I hope so. But I have to be honest, it seems as though the two are constantly pitted at odds with each other. Leaders don’t think they have time for kindness. It’s viewed as a luxury or worse yet, not important. For some reason, people believe that to be a successful leader one must not show any signs of vulnerability. And kindness is commonly linked to vulnerability. Leaders are typically characterized as being tough, unwavering and dogged or aloof, distant and removed. In either case, there’s no room for kindness. It’s too wimpy. It’s too new age. It’s too nice. And yet, overwhelmingly people want to work for someone who will support and respect them…being kind. That’s what motivates people, even more so than money.
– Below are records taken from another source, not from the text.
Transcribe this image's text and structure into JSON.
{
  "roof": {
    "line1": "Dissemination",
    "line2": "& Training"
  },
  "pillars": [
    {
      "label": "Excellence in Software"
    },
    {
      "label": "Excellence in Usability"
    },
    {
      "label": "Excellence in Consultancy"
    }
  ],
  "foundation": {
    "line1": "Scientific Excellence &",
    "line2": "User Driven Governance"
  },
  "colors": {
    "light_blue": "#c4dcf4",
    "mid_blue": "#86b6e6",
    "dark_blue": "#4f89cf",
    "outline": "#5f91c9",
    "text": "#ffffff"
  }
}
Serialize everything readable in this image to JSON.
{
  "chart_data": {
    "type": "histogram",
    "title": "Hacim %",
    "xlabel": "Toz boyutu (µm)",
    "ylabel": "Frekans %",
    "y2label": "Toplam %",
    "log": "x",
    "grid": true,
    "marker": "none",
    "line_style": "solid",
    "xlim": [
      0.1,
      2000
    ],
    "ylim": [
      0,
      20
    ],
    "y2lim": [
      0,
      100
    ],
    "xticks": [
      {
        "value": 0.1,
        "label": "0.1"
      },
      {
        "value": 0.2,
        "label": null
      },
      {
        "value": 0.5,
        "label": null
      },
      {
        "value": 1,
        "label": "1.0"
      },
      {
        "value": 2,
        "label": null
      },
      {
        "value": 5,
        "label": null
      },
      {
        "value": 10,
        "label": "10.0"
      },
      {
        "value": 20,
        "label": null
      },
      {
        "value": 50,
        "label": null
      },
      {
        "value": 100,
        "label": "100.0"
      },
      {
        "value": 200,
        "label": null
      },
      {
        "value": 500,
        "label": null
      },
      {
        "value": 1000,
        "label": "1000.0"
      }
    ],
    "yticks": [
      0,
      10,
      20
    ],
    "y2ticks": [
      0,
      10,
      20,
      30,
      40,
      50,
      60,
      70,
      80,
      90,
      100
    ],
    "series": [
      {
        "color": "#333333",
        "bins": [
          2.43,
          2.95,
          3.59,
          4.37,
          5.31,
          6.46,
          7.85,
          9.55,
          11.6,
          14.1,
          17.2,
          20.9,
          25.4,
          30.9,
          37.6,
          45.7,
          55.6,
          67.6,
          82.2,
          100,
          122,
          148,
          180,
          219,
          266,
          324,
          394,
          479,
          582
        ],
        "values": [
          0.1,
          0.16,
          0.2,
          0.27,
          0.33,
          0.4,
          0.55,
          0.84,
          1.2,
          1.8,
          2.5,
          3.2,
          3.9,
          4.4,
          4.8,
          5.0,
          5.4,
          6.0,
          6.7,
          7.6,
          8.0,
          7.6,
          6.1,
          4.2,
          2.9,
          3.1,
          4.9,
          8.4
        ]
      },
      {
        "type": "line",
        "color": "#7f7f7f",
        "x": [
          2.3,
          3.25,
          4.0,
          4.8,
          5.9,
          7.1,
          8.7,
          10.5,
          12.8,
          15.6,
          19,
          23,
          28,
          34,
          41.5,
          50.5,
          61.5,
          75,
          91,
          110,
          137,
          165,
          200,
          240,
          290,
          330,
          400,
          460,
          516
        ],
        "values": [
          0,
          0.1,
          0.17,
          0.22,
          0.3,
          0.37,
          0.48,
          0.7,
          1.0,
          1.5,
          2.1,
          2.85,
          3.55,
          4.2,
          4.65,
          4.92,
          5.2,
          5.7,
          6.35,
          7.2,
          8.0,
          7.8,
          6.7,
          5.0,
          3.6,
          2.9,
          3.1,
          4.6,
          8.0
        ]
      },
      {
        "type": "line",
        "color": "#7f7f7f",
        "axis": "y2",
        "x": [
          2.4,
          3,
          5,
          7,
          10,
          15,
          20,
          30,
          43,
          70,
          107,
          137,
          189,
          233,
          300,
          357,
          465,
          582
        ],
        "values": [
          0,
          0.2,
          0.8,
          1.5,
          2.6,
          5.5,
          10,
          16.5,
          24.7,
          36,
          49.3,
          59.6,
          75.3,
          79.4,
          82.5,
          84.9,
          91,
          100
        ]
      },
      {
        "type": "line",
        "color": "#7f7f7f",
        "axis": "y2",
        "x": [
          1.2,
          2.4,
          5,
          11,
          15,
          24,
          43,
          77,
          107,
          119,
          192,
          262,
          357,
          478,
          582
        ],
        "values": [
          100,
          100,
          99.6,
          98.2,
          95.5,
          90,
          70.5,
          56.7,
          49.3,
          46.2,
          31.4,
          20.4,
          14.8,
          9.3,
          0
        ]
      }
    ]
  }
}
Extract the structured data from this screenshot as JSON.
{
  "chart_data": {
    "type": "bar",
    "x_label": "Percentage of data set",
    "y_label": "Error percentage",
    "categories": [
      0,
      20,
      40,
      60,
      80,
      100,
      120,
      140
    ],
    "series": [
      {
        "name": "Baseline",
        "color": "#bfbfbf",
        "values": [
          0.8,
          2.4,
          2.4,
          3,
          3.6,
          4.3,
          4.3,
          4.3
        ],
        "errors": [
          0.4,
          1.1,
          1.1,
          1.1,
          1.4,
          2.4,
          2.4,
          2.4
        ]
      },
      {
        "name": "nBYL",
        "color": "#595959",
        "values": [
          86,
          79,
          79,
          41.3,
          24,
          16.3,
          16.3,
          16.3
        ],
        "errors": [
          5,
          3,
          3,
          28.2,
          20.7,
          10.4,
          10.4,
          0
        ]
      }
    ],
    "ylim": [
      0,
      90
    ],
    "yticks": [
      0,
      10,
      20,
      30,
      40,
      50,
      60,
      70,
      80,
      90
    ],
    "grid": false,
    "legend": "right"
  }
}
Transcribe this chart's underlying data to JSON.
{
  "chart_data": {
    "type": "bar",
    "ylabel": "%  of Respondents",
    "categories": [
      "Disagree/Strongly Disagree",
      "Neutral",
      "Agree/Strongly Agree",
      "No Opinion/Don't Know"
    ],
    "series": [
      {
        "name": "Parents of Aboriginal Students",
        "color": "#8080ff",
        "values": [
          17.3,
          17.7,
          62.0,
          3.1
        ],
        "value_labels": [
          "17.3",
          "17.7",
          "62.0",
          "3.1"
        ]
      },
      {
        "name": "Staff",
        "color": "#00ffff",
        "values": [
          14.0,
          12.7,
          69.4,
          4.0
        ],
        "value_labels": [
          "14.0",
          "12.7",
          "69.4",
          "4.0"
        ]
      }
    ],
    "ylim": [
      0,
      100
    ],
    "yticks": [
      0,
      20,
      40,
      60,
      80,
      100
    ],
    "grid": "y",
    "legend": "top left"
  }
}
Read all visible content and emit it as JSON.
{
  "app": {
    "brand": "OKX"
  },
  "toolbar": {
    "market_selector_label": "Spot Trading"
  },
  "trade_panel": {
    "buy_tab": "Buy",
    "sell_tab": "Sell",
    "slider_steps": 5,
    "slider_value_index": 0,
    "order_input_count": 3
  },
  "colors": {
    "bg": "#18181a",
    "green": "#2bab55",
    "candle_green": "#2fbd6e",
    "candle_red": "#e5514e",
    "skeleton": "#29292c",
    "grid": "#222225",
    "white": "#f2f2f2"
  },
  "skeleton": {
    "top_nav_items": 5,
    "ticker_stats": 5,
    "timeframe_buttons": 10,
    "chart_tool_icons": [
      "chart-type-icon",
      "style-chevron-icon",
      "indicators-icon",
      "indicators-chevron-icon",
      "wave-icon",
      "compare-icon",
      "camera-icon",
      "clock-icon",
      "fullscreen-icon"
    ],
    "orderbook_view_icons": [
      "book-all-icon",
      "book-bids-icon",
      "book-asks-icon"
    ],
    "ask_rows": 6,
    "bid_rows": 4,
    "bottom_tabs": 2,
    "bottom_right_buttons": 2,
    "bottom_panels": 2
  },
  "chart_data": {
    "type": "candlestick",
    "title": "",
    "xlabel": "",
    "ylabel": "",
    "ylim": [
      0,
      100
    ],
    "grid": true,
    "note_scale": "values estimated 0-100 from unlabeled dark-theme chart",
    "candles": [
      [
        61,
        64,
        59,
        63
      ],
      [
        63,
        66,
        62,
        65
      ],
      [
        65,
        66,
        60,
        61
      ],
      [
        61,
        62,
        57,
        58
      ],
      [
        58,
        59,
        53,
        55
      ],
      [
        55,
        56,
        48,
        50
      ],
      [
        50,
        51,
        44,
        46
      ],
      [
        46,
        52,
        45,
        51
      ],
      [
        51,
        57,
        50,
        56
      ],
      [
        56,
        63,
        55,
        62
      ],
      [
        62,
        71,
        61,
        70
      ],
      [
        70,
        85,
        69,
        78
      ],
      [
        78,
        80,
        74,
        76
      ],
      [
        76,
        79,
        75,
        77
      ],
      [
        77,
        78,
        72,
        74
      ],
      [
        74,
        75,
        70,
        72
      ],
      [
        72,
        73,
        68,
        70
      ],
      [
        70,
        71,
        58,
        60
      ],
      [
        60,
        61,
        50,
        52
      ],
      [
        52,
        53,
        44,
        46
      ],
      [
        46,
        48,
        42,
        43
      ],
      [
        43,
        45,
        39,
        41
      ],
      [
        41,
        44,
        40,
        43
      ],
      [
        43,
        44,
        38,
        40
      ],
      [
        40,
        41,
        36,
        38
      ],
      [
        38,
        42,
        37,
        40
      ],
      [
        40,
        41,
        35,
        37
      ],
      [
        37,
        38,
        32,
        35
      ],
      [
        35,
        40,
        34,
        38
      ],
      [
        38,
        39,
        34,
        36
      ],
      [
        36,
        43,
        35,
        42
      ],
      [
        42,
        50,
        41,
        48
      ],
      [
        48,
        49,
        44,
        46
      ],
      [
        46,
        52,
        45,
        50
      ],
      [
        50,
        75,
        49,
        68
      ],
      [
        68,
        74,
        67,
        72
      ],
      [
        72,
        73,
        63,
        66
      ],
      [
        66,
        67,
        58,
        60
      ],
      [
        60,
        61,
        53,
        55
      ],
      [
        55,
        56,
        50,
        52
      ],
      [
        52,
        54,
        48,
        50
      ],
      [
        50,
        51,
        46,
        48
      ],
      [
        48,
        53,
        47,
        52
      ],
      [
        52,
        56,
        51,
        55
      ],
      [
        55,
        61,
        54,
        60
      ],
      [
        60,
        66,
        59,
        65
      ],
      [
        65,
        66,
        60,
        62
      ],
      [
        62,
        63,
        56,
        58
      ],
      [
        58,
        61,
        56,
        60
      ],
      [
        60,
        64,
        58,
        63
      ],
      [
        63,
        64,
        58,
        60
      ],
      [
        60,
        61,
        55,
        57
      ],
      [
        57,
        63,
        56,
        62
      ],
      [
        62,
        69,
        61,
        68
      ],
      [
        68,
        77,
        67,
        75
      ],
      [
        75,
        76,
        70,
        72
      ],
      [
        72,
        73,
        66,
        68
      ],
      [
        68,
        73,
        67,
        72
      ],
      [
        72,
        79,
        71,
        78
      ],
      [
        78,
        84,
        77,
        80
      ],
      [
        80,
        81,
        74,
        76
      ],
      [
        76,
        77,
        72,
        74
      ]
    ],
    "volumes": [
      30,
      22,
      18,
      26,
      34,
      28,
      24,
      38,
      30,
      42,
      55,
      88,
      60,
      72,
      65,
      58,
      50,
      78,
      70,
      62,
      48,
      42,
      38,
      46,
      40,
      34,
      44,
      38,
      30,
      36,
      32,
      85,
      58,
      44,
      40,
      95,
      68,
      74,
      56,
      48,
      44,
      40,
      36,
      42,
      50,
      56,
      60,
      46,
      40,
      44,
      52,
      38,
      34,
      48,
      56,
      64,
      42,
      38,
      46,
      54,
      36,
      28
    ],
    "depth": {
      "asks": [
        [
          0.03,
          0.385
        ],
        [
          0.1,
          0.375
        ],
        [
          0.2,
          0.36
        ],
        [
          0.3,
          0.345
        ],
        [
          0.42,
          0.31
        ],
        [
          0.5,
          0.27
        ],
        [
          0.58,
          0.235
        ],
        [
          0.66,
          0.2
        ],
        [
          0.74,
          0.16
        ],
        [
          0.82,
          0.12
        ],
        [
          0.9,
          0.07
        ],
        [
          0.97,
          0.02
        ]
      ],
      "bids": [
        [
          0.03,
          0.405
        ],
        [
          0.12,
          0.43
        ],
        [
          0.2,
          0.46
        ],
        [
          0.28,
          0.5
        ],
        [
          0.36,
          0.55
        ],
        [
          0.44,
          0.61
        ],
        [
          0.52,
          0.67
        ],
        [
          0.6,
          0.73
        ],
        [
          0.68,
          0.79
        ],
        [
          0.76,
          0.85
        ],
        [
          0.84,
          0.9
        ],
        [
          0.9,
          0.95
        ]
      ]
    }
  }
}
Why is such a simple concept so difficult to put in practice?
There is no evidence to suggest that a leader can’t be focused, decisive and clear about their vision and yet at the same time treat people with a level of compassion and dignity. In fact, this is a common theme in all leadership books and training. And yet the realities of business suggest otherwise. I was recently working with a team and our first exercise was to acknowledge a characteristic you most admire about your other team members. When we were finished everyone was smiling and seemingly refreshed. I asked, “what just happened”. And the response, “it feels good to say and hear positive things about each other and ourselves. That’s something we never do.” The tenor of our meeting changed from that point. People were engaged, more open and ready to tackle a tough task. In fact, they demanded that this be incorporated into their team culture moving forward.
Kindness doesn’t have to be soft and wimp-like. There is a place for kindness and I’d like to offer up three ways it can be incorporated into you leadership style.
We are all moving at lightening fast speed. Action and results are the prize. However, people will respond when they feel seen and heard. To do this is very simple, as a leader put your focus on the person with whom you are speaking. That means, putting down your smart phone, moving away from your computer and making eye contact. Listen to what they have to say. To reinforce that you are truly listening, replay back what you are hearing.
From my very informal poll of senior folks, the number one thing they want from their boss is support. When people feel supported they are able to focus on doing their best work and creating a great environment for their folks. Let your folks know that you believe in them and trust their judgment. This can also be done by offering to lend assistance (and mean it) especially during high-pressure situations. Just the thought of knowing you have their back will give them the inner strength to keep going and persevere through the tough times.
People want to feel recognized and their contributions valued. While this can be done with formal corporate-wide initiatives, it is very potent when done on a personal level delivered with heart and enthusiasm. This is more than saying “thank-you”. When you acknowledge a personal trait such as calmness, resourcefulness, creativity, people now have access to that trait and know it’s valued. In fact the shorter it is the more it will be heard and felt. “Julia, I appreciate your ability to tackle the tough problems”.